Overriding a method in an extended class

Question

I have the following typings:

export class CallBuilder<T extends Record> {
    constructor(serverUrl: string)
    call(): Promise<CollectionPage<T>>;
    cursor(cursor: string): this;
    limit(limit: number): this;
    order(direction: 'asc' | 'desc'): this;
    stream(options?: { onmessage?: (record: T) => void, onerror?: (error: Error) => void }): () => void;
}

export interface CollectionPage<T extends Record> {
    records: T[];
    next: () => Promise<CollectionPage<T>>;
    prev: () => Promise<CollectionPage<T>>;
}

export interface Record {
    _links: {
        [key: string]: RecordLink
    };
}

And I want to override the call() method from CallBuilder in a different class to bassically have the same functionality, except for the call() return.

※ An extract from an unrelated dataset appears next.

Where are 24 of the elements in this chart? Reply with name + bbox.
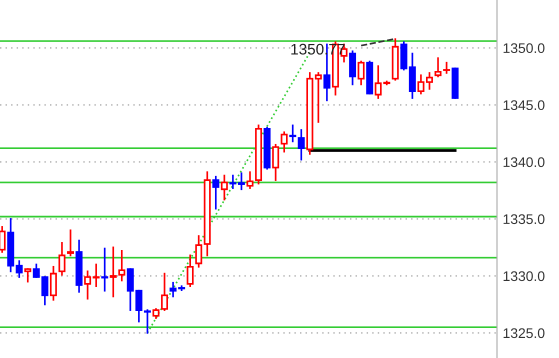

export class PagedCallBuilder<T extends Record> extends CallBuilder<T> {
    call(): Promise<T>;
}

The call() line is giving the following error:

Property 'call' in type 'PagedCallBuilder' is not assignable to the same property in base type 'CallBuilder'. Type '() => Promise' is not assignable to type '() => Promise>'. Type 'Promise' is not assignable to type 'Promise>'. Type 'T' is not assignable to type 'CollectionPage'. Type 'Record' is not assignable to type 'CollectionPage'. Property 'records' is missing in type 'Record'.

How should I do this?

Answer 1

The point of subclassing is that an object of the subclass is compatible with the interface of the superclass, so you can't change method return types arbitrarily. Instead, consider writing a common superclass that has all the functionality except the call method and writing two separate subclasses that each define the call method with a different return type.